As if any of us needed more evidence to add to the mountain that's staring us in the face, the article below from today's New York Times shows us.
She wants taxpayers to be be paying more in salary to employees and contractors, Exhibits A and B in what is at the heart of this city's problems: incompetency and bad performance.
To give you a better sense of how true that is, I'll soon be sharing here -complete with fact-filled photos that leave no question about what the reality of the situation is- one self-evident example after another showing how months after I publicly chastised City Manager Renee Miller for about five minutes straight at the combined NE/SE/Beach Quadrant meeting at the The Hemispheres condominium meeting room over on the beach.
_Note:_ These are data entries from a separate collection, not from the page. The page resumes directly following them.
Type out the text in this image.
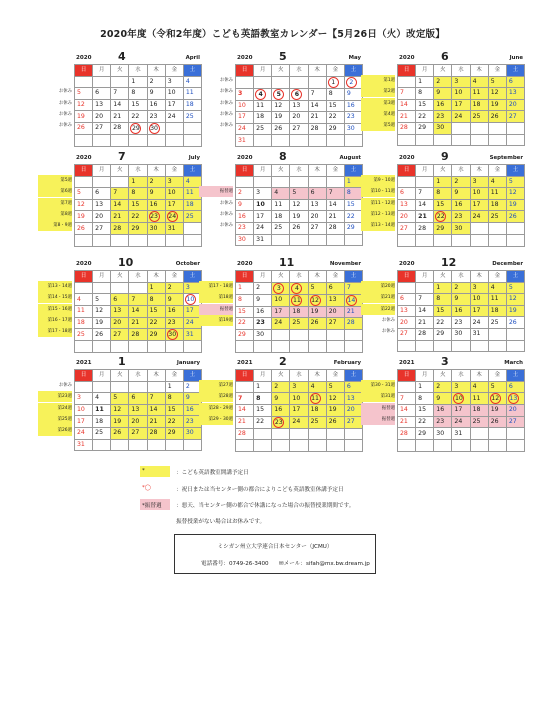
2020年度（令和2年度）こども英語教室カレンダー【5月26日（火）改定版】
2020 4	April
日	月	火	水	木	金	土
			1	2	3	4
5	6	7	8	9	10	11
12	13	14	15	16	17	18
19	20	21	22	23	24	25
26	27	28	29	30		

お休み
お休み
お休み
お休み
2020 5	May
日	月	火	水	木	金	土
					1	2
3	4	5	6	7	8	9
10	11	12	13	14	15	16
17	18	19	20	21	22	23
24	25	26	27	28	29	30
31						
お休み
お休み
お休み
お休み
お休み
2020 6	June
日	月	火	水	木	金	土
	1	2	3	4	5	6
7	8	9	10	11	12	13
14	15	16	17	18	19	20
21	22	23	24	25	26	27
28	29	30				

第1週
第2週
第3週
第4週
第5週
2020 7	July
日	月	火	水	木	金	土
			1	2	3	4
5	6	7	8	9	10	11
12	13	14	15	16	17	18
19	20	21	22	23	24	25
26	27	28	29	30	31	

第5週
第6週
第7週
第8週
第8・9週
2020 8	August
日	月	火	水	木	金	土
						1
2	3	4	5	6	7	8
9	10	11	12	13	14	15
16	17	18	19	20	21	22
23	24	25	26	27	28	29
30	31					
振替週
お休み
お休み
お休み
2020 9	September
日	月	火	水	木	金	土
		1	2	3	4	5
6	7	8	9	10	11	12
13	14	15	16	17	18	19
20	21	22	23	24	25	26
27	28	29	30			

第9・10週
第10・11週
第11・12週
第12・13週
第13・14週
2020 10	October
日	月	火	水	木	金	土
				1	2	3
4	5	6	7	8	9	10
11	12	13	14	15	16	17
18	19	20	21	22	23	24
25	26	27	28	29	30	31

第13・14週
第14・15週
第15・16週
第16・17週
第17・18週
2020 11	November
日	月	火	水	木	金	土
1	2	3	4	5	6	7
8	9	10	11	12	13	14
15	16	17	18	19	20	21
22	23	24	25	26	27	28
29	30					

第17・18週
第18週
振替週
第19週
2020 12	December
日	月	火	水	木	金	土
		1	2	3	4	5
6	7	8	9	10	11	12
13	14	15	16	17	18	19
20	21	22	23	24	25	26
27	28	29	30	31		

第20週
第21週
第22週
お休み
お休み
2021 1	January
日	月	火	水	木	金	土
					1	2
3	4	5	6	7	8	9
10	11	12	13	14	15	16
17	18	19	20	21	22	23
24	25	26	27	28	29	30
31						
お休み
第23週
第24週
第25週
第26週
2021 2	February
日	月	火	水	木	金	土
	1	2	3	4	5	6
7	8	9	10	11	12	13
14	15	16	17	18	19	20
21	22	23	24	25	26	27
28						

第27週
第28週
第28・29週
第29・30週
2021 3	March
日	月	火	水	木	金	土
	1	2	3	4	5	6
7	8	9	10	11	12	13
14	15	16	17	18	19	20
21	22	23	24	25	26	27
28	29	30	31			

第30・31週
第31週
振替週
振替週
*	：こども英語教室開講予定日
*◯	：祝日または当センター側の都合によりこども英語教室休講予定日
*振替週	：悪天、当センター側の都合で休講になった場合の振替授業期間です。
振替授業がない場合はお休みです。
ミシガン州立大学連合日本センター（JCMU）
電話番号：0749-26-3400 ✉メール：sifah@mx.bw.dream.jp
Very specific examples of how it's not just Hallandale Beach residents that have realized how phony Miller's high-minded rhetoric and claims to be a reformer were in 2012, but others in Broward County as well.
The short version is that I told Miller that her claims to actually welcome public/neighborhood input and ideas, were, based on the past two years of history, an exaggerated and self-serving lie, and one that her own staff now realized, too.
Then told her that the proof that her own staff and Dept. heads were tuning her and her high-minded rhetoric from 2012, and having no problem at all in being publicly insolent to the community, with absolutely no fear of repercussions from HER, were precisely what happened to me and has happened to so many of you, belied by Miller's own unsatisfactory behavior/performance/attitude.
I publicly identified three people -including two Dept, heads: Schanz at Parks & Rec and Parkinson at DPW- whom I had contacted via email, both in September and in the weeks prior to the Quadrant meeting, re specific questions involving the HB Parks bond issue and some longstanding problems with the city's Mini Bus transportation system that directly and adversely affects riders.
Problems that the people in charge showed absolutely no desire to accept responsibility for or attempt to satisfactorily resolve.
It will come as no surprise to you that none of the three city employees responded as we'd have a right to expect, despite sending reminders to them that they had failed to respond.
(And that none of the self-evident problems was resolved either.)
And, of course, they've never responded to me in the weeks and months SINCE the Quadrant meeting, despite the fact that they were in the room when CM Miller specifically said that she expected better of her staff. And that, in the end, the person responsible was her.
Well, in most parts of the country, I'd have heard from one of the three in the days afterwards, but here, nothing from the three of them and Miller.
So, yes, it'll be another example of me having to pull off another embarrassing band-aid re HB City Hall's longstanding incompetency and bungling that the local press continues to ignore and that the public has had ENOUGH of to last them a lifetime.
In case you hadn't realized it, a dubious anniversary draws near.
The next few days mark exactly two years since a serious mistake in judgement was made and Rene Miller was hired as Hallandale Beach City Manager.
Despite plenty of people in town giving her the benefit of the doubt long after she proved how unsatisfactory she was to the task, including some of you, Miller has not only proven a compete fraud as to being a reformer and being willing to try new innovative ideas the public supports, she has in fact tried to consolidate her power at HB City Hall by hiring LOTS of cronies of hers from the City of Miami Gardens, her former employer, including the recently-hired new head of Personnel in HB.
Simply put, after two years of her NOT coming anywhere close to effectuating any of the much-needed positive attitude and performance changes among the city's army of employees, City Manager Renee Miller clearly can't be trusted any longer with OUR city's future.
Miller needs to be replaced as City Manager AFTER November's elections, where new faces on the dais will not repeat past mistakes and ignore the reality of perpetual dysfunction that HB residents, taxpayers and small business owners experience everyday.
A long overdue reality check needs to be firmly delivered at HB City Hall this November.
--------------
New York Times
Mayors Put Focus on How to Raise Wages for Lowest-Paid Workers in Cities
By SHAILA DEWAN
June 22, 2014
DALLAS — About one in five people in Hallandale Beach, Fla., live below the poverty line. Though it is a small city — 37,000 people, a horse track and a greyhound track — its mayor, Joy Cooper, bellied up to the table during a jobs committee discussion on Saturday among the nation’s mayors and fired off a few questions about raising the minimum wage, if not for the whole city, at least for businesses with city contracts.
“I want to make sure my employees are cared for properly,” Ms. Cooper said later. “I want to have a high-quality work force.”